Condensed by Claudio López Bruzual, MD.
Hospital survival in case of severe COVID-19 involvement is often associated with residual fibrotic lung abnormalities, evidenced by pulmonary CT at the time of discharge, and lung function tests. Given the severe multisystemic damage typically suffered by these patients, several forms of pulmonary vascular impact (macro and micro embolism or inflammatory endothelitis with neo angiogenesis) have been reported; additionally, the severe inflammatory response can lead to anemia with a reduction in oxygen carrying capacity.
On the other hand, prolonged hospitalization often promotes profound deconditioning and muscle atrophy; there is also some concern that direct muscle damage may occur from the virus itself.
Thus, in Milan, Italy, took place a study to evaluate if hospital discharged COVID-19 patients could perform exercise. The study enrolled 18 clinically healed COVID-19 patients that matched 18 control subjects for age, sex, and BMI.
Enrolled participants underwent spirometry, echocardiography at rest, cardiopulmonary stress test, and exercise stress echocardiography. Recovered COVID-19 patients were also taken samples for arterial gases at rest and during exertion.
Cardiorespiratory function at rest. Relatively lower lung volumes were observed in post-COVID-19 patients to that in control subjects, with an average decrease of FVC of 22% and of FEV1 of 26%. In addition, recovered COVID-19 patients showed:
- Their respiratory dynamics were characterized by higher respiratory rate (24 vs. 18.5), with higher end‐inspiratory lung volume (1.97 vs. 1.06).
- A slightly lower O2 saturation, albeit within the normal range.
- The Arterial Blood Oxygen Content (CAO2) was lower, associated with lower levels of Hb.
- Arteriovenous O2 difference was significantly lower in post-COVID-19 patients, but peripheral O2 extraction at rest was not different between COVID‐19, and controls.
Cardiorespiratory function during exercise.
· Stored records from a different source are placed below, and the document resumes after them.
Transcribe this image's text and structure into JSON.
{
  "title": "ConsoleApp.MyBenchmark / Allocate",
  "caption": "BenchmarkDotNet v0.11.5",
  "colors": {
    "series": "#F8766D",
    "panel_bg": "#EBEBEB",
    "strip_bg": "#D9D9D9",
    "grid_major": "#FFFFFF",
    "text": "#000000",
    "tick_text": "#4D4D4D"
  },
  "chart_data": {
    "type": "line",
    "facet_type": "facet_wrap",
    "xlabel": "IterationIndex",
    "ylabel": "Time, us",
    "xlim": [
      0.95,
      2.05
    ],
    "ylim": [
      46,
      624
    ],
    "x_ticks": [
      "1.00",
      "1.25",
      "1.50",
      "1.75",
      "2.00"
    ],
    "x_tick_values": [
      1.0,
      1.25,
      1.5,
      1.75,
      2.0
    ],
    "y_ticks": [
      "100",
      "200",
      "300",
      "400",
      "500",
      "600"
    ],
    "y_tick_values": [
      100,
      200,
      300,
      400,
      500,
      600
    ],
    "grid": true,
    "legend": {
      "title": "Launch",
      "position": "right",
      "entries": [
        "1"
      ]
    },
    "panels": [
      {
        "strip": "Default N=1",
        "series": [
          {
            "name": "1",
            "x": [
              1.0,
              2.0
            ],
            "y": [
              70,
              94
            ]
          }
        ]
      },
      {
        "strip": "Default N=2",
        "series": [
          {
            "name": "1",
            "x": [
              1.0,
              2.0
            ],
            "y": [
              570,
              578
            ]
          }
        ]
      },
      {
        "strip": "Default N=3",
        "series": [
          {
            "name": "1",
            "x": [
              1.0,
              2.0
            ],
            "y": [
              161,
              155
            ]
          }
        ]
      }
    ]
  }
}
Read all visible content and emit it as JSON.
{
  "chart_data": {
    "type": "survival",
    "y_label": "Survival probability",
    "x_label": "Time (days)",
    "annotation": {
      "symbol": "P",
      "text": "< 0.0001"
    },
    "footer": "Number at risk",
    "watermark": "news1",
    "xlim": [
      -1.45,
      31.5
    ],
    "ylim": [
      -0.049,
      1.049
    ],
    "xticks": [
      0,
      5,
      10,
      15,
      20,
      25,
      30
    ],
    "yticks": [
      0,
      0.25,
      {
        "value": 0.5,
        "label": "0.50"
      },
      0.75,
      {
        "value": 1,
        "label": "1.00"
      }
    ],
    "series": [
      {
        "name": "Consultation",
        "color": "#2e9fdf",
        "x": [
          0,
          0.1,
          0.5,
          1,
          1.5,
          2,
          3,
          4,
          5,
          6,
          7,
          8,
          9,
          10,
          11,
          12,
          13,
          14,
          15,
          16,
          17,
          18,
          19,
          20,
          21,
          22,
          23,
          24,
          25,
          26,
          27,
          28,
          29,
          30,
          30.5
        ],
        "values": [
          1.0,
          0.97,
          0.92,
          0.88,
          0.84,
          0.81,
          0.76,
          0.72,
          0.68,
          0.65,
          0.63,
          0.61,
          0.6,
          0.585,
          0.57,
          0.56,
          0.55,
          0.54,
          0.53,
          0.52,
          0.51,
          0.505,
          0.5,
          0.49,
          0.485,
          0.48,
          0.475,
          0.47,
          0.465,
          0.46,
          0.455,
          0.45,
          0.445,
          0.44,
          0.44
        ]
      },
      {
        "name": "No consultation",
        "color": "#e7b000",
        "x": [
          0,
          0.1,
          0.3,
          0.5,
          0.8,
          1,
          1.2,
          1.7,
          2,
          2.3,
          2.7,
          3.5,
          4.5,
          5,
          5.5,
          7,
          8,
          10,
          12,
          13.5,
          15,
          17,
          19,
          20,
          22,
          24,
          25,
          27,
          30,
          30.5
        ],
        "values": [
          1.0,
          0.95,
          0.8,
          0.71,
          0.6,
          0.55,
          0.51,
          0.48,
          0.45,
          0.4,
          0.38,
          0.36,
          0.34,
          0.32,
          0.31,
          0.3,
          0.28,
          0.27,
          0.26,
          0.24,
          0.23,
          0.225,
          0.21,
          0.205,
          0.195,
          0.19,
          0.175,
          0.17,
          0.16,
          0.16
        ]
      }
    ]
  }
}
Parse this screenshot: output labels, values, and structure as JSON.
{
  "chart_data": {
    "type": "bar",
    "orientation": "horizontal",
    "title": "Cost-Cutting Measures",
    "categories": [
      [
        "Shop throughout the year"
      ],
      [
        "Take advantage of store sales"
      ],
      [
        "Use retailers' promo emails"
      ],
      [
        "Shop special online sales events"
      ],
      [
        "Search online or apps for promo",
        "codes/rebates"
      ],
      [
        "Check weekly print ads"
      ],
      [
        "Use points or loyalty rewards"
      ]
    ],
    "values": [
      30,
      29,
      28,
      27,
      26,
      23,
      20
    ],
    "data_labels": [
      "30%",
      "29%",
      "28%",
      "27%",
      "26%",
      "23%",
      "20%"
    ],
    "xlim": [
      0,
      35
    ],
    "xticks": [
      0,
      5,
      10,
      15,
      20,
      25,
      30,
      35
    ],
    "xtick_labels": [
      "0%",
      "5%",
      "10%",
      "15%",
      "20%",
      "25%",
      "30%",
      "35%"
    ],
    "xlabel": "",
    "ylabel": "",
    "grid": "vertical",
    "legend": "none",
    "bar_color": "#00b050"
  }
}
At peak exercise effort, consumption of VO2 was significantly lower in post-COVID-19 patients than that of controls. 95% of postCOVID-19 subjects had a reduced capacity of exercise with a peak VO2 less than 70% of predicted in 61% of patients. The VO2/work slope was also significantly lower than that of controls.
This paper is a first depiction of cardiorespiratory adaptation to exercise in the COVID-19 pneumonia recovery phase. So far, this is the outcome:
- Patients recovering from COVID-19 pneumonia have a significant reduction of exercise capacity.
- Functional capacity impairment is primarily related to peripheral factors (anemia and O2 extraction) rather than cardiac or respiratory limitation.
- Despite severe lung damage, pulmonary vascular function is not severely impaired.
- Exercise hyperventilation after COVID-19 is mainly due to an enhanced chemoreflex sensitivity, rather than increased VD/VT.